The Express On Sunday, 18 May 2008
Clare Colvin
Puccini: Tosca, London, ROH, 12 May 2008
Sparks fly in this white hot affair
TRADITIONALLY, Puccini's sex-and-violence melodrama is a star vehicle for the soprano. Tosca, after all, was a diva and the composer gave her one of the world's great arias in Vissi D'Arte. With the second revival of Jonathan Kent's gilded 2006 production, though, Cavaradossi calls the shots in German tenor Jonas Kaufmann's superlative performance.

Kaufmann set out to stun the audience and he succeeded in his first aria, Recondita Armonia, where Cavaradossi, perched high on the scaffold in the church of Sant'Andrea della Valle, compares the portrait he is working on of Mary Magdalen with his lover, Tosca.

It was a tour de force that won a storm of applause and left one wondering if he would have the energy left for the arias to come.
We needn't have worried.

Kaufmann was still in peak form for E Lucevan Le Stele, where Cavaradossi, awaiting the firing squad, reflects that he has never loved life so much before.
As to acting - he and Micaela Carosi's Tosca struck sparks as they canoodled in front of the statue of the Madonna.
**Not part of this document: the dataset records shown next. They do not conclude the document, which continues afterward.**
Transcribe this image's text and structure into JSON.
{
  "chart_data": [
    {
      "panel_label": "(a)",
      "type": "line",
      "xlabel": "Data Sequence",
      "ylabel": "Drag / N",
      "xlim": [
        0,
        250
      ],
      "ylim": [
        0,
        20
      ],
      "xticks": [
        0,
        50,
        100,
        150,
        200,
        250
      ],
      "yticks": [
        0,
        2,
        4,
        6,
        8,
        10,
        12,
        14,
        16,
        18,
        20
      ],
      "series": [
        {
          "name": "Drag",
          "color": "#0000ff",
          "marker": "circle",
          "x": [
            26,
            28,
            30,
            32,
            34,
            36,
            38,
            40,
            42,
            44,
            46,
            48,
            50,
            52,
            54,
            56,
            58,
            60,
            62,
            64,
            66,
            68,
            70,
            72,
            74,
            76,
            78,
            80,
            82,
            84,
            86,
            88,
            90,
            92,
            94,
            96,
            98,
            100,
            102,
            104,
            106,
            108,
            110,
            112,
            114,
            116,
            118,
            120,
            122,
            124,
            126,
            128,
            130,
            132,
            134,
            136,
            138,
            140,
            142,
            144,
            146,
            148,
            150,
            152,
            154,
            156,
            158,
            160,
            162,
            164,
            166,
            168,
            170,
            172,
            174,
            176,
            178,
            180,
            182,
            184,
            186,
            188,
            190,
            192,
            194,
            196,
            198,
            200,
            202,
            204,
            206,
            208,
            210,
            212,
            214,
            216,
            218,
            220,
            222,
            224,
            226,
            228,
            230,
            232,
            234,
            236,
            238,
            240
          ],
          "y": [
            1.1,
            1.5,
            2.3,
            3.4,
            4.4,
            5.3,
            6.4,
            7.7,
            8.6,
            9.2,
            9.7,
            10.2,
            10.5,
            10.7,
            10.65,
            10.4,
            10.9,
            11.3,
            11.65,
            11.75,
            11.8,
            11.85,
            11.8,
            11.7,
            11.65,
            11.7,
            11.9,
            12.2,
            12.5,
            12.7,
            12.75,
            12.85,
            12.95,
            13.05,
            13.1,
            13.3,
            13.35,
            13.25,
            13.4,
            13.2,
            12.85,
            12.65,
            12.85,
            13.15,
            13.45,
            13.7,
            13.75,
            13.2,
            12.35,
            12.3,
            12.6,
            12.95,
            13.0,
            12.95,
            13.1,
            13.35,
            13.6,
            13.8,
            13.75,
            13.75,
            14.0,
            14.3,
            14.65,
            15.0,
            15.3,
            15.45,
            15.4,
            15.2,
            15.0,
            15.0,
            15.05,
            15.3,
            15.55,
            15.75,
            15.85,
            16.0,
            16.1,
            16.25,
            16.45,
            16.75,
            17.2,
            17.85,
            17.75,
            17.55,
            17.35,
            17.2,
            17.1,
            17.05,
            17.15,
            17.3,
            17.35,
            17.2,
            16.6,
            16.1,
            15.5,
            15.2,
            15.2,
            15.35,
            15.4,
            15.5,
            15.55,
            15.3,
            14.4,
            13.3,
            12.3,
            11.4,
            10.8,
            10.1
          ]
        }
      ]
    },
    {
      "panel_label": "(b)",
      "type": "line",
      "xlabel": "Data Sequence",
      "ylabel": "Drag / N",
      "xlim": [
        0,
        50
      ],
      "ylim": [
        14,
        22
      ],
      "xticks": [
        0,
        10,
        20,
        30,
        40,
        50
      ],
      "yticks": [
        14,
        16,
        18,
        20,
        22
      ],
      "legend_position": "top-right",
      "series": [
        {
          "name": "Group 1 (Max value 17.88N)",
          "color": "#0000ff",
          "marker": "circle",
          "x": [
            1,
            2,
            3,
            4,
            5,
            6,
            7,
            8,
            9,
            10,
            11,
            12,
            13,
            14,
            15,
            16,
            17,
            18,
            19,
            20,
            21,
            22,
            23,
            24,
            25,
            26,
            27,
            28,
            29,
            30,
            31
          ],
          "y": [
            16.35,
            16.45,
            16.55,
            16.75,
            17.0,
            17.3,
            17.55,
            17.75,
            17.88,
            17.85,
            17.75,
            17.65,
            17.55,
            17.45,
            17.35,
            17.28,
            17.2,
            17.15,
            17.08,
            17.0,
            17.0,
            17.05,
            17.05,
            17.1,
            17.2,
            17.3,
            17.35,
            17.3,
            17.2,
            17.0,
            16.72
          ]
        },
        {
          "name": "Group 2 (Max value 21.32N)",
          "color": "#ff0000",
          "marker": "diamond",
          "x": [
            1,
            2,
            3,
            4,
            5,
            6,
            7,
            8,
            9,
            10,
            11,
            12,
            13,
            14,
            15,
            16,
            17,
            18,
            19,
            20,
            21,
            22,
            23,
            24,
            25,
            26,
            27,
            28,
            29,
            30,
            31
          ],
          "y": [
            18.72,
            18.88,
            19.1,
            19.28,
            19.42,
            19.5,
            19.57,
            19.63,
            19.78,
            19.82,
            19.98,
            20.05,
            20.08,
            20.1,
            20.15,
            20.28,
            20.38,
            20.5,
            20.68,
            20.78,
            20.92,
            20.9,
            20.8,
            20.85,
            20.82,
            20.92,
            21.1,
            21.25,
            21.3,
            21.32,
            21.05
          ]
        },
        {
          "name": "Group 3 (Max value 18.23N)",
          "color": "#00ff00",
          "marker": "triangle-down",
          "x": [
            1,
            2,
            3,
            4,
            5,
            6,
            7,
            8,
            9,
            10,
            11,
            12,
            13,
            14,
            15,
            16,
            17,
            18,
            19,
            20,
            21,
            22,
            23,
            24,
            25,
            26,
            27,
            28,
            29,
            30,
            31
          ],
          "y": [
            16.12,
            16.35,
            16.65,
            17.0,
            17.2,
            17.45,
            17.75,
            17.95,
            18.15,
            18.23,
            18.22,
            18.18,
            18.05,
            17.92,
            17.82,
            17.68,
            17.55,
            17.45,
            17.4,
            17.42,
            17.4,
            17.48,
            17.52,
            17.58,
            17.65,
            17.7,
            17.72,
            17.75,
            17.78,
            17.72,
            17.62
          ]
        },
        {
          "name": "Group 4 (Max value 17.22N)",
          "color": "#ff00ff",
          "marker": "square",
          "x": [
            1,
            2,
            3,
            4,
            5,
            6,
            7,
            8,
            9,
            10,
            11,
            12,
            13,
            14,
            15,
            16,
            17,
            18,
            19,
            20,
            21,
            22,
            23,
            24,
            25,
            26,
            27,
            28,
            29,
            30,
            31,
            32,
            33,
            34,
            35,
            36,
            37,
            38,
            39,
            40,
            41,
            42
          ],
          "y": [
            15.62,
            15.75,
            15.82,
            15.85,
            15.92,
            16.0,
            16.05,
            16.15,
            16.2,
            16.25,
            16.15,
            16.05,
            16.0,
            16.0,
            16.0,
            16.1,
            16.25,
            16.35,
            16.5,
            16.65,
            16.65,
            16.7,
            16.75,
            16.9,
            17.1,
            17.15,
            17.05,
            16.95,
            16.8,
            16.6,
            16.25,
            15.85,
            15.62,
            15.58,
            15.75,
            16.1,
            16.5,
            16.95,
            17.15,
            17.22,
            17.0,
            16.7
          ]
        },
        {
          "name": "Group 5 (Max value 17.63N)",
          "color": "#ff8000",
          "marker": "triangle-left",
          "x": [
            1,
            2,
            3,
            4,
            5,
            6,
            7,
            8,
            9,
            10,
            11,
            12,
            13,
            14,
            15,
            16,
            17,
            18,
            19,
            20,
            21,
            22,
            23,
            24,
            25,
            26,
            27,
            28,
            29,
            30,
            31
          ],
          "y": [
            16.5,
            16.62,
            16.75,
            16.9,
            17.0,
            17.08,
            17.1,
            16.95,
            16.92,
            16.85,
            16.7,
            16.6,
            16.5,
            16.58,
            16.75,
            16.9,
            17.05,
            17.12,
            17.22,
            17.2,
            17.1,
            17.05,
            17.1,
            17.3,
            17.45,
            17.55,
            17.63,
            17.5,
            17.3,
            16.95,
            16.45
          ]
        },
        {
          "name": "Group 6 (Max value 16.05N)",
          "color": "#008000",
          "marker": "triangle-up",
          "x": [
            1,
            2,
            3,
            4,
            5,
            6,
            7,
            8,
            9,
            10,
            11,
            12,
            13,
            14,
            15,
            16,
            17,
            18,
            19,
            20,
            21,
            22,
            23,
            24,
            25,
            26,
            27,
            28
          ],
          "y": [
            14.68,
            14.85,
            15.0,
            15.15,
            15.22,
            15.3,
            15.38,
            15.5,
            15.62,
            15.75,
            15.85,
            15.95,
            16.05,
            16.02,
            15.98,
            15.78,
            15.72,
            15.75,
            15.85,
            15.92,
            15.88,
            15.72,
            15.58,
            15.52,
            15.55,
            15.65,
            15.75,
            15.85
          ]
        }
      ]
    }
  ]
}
This, as Puccini makes clear in his music, is a white-hot affair.

Making her Royal Opera debut, Carosi has a rich, burnished soprano, heard to full advantage in the famous Vissi D'Arte.

She is darkly petite and dramatically convincing in Tosca's jealous tiffs with her lover. As Baron Scarpia, bass baritone Paolo Gavanelli was vocally strong, though he hasn't the sheer brute power Bryn Terfel brought to the part two years ago.

Paul Brown's designs are monumental, from the glittering church of the first act, to Scarpia's dark study with its dominating blood-red statue and the third act battlements scene. A pity they take such a lot of shifting, though.

Two long intervals adding up to an extra hour lessen the dramatic tension.